Le récit de sa participation à la Mission Berthelot en Roumanie est lui-aussi un témoignage utile, peut-être surtout par la description qu’il fait de la désintégration de certaines unités russes à partir de novembre 1917 ; son récit est ici très construit car il est rédigé pour une conférence donnée à Coblence en 1923. Sa vision des Bolcheviks est, sans surprise, très hostile et pleine de mépris, son antibolchevisme est total et il insiste sur la vénalité des révoltés, leur ivresse quasi-permanente ainsi que l’odeur forte qu’ils dégagent; la solution trouvée avec l’armée roumaine et quelques Russes « encore loyaux » est de laisser partir les soldats révoltés « vers la lointaine isba, le bâton à la main (p. 168) », mais à condition qu’ils laissent leurs armes sur place, ce qui n’est pas obtenu sans peine.

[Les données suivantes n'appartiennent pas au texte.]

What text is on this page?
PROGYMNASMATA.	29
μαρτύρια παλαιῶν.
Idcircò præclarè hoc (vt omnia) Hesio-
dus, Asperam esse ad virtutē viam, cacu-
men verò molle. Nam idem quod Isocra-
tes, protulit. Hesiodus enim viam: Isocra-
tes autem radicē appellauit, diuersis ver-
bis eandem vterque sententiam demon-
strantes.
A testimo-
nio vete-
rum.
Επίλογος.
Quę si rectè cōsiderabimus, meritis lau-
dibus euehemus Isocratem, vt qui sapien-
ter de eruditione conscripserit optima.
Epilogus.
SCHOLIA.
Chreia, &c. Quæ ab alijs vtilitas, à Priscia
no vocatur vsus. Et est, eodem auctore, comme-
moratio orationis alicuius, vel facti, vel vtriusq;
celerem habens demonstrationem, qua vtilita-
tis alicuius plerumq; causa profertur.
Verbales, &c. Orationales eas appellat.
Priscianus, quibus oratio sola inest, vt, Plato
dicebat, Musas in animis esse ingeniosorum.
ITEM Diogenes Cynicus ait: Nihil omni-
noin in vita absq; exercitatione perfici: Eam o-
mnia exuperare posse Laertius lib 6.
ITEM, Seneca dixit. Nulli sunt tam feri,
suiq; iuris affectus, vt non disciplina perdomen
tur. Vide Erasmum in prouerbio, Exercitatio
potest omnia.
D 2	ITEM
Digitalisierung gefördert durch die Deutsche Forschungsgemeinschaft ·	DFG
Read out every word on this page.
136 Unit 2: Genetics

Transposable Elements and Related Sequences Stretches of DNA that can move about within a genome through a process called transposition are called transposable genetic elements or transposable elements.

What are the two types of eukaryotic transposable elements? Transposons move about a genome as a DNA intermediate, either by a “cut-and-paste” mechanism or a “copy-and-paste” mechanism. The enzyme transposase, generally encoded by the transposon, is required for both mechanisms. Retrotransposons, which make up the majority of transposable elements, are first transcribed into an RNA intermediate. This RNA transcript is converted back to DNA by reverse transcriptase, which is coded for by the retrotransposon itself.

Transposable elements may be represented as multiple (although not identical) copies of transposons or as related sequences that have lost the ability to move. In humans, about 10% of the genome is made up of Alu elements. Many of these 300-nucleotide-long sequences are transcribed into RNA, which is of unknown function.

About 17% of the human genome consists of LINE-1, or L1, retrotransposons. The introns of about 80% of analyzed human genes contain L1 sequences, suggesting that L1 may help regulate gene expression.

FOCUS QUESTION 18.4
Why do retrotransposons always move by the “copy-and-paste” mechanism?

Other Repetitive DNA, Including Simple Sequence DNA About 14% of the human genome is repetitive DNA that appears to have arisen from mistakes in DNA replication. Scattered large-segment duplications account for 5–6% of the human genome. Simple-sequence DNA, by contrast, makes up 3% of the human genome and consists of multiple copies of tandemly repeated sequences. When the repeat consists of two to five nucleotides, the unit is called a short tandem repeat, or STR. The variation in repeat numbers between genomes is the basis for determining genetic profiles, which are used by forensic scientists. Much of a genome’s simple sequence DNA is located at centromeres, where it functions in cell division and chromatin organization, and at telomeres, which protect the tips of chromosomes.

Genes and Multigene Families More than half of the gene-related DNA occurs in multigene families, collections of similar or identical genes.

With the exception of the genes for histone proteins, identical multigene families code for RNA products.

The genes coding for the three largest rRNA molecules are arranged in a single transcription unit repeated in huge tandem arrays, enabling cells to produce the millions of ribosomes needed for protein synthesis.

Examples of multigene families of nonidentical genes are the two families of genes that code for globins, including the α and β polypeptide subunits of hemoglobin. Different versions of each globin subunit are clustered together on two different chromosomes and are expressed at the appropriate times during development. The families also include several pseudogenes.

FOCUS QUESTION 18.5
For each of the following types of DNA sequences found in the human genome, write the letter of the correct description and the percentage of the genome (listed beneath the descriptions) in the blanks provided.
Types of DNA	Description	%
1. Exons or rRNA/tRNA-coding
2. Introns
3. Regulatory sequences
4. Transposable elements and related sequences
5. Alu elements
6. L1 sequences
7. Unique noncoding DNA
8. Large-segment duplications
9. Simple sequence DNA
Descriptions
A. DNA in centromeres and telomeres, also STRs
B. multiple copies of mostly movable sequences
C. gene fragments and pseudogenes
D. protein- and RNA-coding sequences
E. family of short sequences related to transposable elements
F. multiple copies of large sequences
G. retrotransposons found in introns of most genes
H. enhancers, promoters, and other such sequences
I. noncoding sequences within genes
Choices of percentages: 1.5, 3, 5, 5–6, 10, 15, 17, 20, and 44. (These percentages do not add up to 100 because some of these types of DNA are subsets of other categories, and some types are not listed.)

La fin du recueil évoque le passage de la Meuse (à Vrigne-Meuse, entre Charleville-Mézières et Sedan) à l’extrême fin du conflit, puis l’affectation de l’auteur au Liban et en Syrie en 1919 et 1920. Cette traversée du fleuve, par le 415e RI commandé par l’auteur, est narrée dans le détail, avec un dossier étoffé d’explications d’A. Fauveau, et cette opération apparaît comme une attaque dangereuse, assez incompréhensible puisque les pourparlers d’armistice sont alors bien engagés : il s’agit probablement de prendre des gages, comme le dit le général Marjoulet, commandant le 14e CA (p. 198) : « Il faut franchir la Meuse cette nuit : il le faut à tout prix… l’ennemi hésite à signer l’armistice. Il se croit à l’abri derrière la Meuse…Il faut frapper son moral par un acte d’audace… ». L’opération est réussie, mais avec des pertes non-négligeables. Il reste que le succès de ce franchissement est une des rares satisfactions militaires de l’auteur, pour un conflit qui n’a pas été déterminant pour sa carrière, à cause de sa blessure précoce.
En définitive, même si la période la plus fertile pour ce témoignage d’un officier de carrière est relativement courte, on a ici un document intéressant par sa clarté et sa franchise; on aurait aimé savoir dans quelle catégorie, – fiable ou non digne de confiance -, J. N. Cru l’aurait situé. Cette réflexion est évidemment un peu gratuite, dans la mesure où l’existence d’une telle publication, peu après la guerre, sans corrections ni amendements au texte, sans ce que l’on pourrait appeler le « politiquement correct d’après-guerre» apparaît comme fort peu imaginable, et c’est ce qui fait la valeur de ces textes parus en 2008.